Me sorprendió el cobro. Por el tiempo perdido en buscar un taller, recorriendo grandes tramos de la ciudad, de menos esperaba una tarifa de entre 250 y 300 pesos. Digo: se vería muy sinvergüenza si me cobrara de más. En cambio, sólo me cobró cien pesos. Conmovido por el gesto de ese viejo que fue como una especie de ángel de la guarda, le pagué y le estreché la mano con todo el afecto que puede sentirse por alguien que se solidariza contigo sin siquiera conocerte.

Antes de despedirnos, mirándome a los ojos, aún me dijo:

—Ten cuidado. Esta gente es seria, pero más vale ser precavido.

—No se preocupe –dije—. Todo saldrá bien.
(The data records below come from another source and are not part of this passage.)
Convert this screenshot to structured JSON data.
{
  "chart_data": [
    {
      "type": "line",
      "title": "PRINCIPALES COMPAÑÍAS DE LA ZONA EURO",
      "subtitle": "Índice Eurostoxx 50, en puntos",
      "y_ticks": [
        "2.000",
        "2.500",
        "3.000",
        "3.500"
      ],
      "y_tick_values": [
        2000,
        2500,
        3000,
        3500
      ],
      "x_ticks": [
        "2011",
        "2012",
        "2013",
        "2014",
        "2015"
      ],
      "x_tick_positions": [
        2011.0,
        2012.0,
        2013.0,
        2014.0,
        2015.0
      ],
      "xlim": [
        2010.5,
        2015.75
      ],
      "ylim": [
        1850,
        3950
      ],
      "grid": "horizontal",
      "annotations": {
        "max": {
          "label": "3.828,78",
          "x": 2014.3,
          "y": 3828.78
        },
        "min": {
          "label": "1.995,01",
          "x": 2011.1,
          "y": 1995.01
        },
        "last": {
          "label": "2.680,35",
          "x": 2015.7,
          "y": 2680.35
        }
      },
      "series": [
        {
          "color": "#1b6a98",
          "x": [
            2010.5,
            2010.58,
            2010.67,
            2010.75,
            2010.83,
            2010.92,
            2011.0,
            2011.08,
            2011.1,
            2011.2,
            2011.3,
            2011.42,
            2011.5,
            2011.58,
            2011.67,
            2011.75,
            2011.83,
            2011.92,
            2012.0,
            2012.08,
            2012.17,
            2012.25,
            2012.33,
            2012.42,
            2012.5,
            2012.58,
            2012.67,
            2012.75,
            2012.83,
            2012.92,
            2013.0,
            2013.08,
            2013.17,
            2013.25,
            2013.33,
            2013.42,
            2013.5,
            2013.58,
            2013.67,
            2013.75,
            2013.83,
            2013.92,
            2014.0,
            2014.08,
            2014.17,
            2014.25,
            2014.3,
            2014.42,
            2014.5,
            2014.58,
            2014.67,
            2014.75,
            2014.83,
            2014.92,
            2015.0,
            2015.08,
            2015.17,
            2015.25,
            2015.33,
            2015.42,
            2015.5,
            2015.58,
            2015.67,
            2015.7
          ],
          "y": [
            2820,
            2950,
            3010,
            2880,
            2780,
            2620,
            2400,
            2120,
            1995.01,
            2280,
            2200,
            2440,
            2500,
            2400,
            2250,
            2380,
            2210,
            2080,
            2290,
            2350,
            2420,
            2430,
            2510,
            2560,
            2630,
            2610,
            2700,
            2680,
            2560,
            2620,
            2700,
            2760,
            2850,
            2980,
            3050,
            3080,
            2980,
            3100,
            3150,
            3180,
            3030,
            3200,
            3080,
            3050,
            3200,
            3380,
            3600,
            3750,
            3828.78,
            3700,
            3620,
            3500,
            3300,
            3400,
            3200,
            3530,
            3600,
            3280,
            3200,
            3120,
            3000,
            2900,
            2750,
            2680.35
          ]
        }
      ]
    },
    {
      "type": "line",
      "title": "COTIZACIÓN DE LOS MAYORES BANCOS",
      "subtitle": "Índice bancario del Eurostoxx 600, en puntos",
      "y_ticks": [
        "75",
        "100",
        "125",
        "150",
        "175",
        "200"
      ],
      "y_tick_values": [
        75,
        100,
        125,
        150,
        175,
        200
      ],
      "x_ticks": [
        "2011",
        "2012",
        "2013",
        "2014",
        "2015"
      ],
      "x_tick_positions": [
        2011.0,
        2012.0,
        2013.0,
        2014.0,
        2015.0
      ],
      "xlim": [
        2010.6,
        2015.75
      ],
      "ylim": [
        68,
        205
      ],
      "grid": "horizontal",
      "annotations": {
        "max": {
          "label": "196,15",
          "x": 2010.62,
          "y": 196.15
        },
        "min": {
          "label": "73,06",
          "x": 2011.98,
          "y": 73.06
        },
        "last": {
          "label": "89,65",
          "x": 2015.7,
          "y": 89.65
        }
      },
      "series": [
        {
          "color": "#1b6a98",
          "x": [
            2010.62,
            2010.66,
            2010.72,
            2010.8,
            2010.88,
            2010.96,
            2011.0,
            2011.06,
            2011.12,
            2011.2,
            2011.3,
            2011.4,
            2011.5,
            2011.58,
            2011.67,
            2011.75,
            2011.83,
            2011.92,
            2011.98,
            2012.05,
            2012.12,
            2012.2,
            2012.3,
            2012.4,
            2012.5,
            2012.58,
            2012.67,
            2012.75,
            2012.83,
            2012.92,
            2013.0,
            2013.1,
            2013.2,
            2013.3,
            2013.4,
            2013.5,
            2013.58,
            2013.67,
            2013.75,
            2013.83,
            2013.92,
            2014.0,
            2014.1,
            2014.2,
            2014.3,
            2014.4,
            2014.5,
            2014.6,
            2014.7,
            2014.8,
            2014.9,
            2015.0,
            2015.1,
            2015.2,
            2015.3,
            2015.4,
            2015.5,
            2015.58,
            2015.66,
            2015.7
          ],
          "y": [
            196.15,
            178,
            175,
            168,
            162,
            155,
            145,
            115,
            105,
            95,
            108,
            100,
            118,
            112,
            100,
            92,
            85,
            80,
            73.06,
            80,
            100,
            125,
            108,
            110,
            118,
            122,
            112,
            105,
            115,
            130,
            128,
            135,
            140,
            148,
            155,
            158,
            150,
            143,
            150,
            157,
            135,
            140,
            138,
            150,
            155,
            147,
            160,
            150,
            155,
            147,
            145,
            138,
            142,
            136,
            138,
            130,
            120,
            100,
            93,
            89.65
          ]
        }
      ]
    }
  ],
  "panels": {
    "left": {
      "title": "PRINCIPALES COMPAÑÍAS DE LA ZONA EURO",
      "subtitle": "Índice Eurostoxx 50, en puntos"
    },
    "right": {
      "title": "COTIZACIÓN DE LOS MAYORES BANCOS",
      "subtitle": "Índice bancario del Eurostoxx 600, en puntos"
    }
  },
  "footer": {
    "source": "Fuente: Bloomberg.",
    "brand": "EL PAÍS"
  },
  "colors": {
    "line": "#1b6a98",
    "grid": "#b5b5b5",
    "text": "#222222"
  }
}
Se alejó el taxista en su auto, que también le andaba fallando, por cierto. Hasta más tarde reaccioné: nunca le pregunté su nombre ni le pedí algún número telefónico. Juro que, si lo volviera a ver, le haría un buen regalo, pues la gente solidaria con sus semejantes es muy difícil de encontrarse hoy en día. Por fortuna, todo resultó muy bien con el auto y, por si las dudas, ese mismo día decidimos regresarnos a Colima, con acumulador nuevecito.

Para ese taxista de Guadalajara –tradicional, no Uber o de Chofer Pro—, donde quiera que esté, mi más grande gratitud por haber sido tan decente.

*Columna publicada el 12 abril de 2016.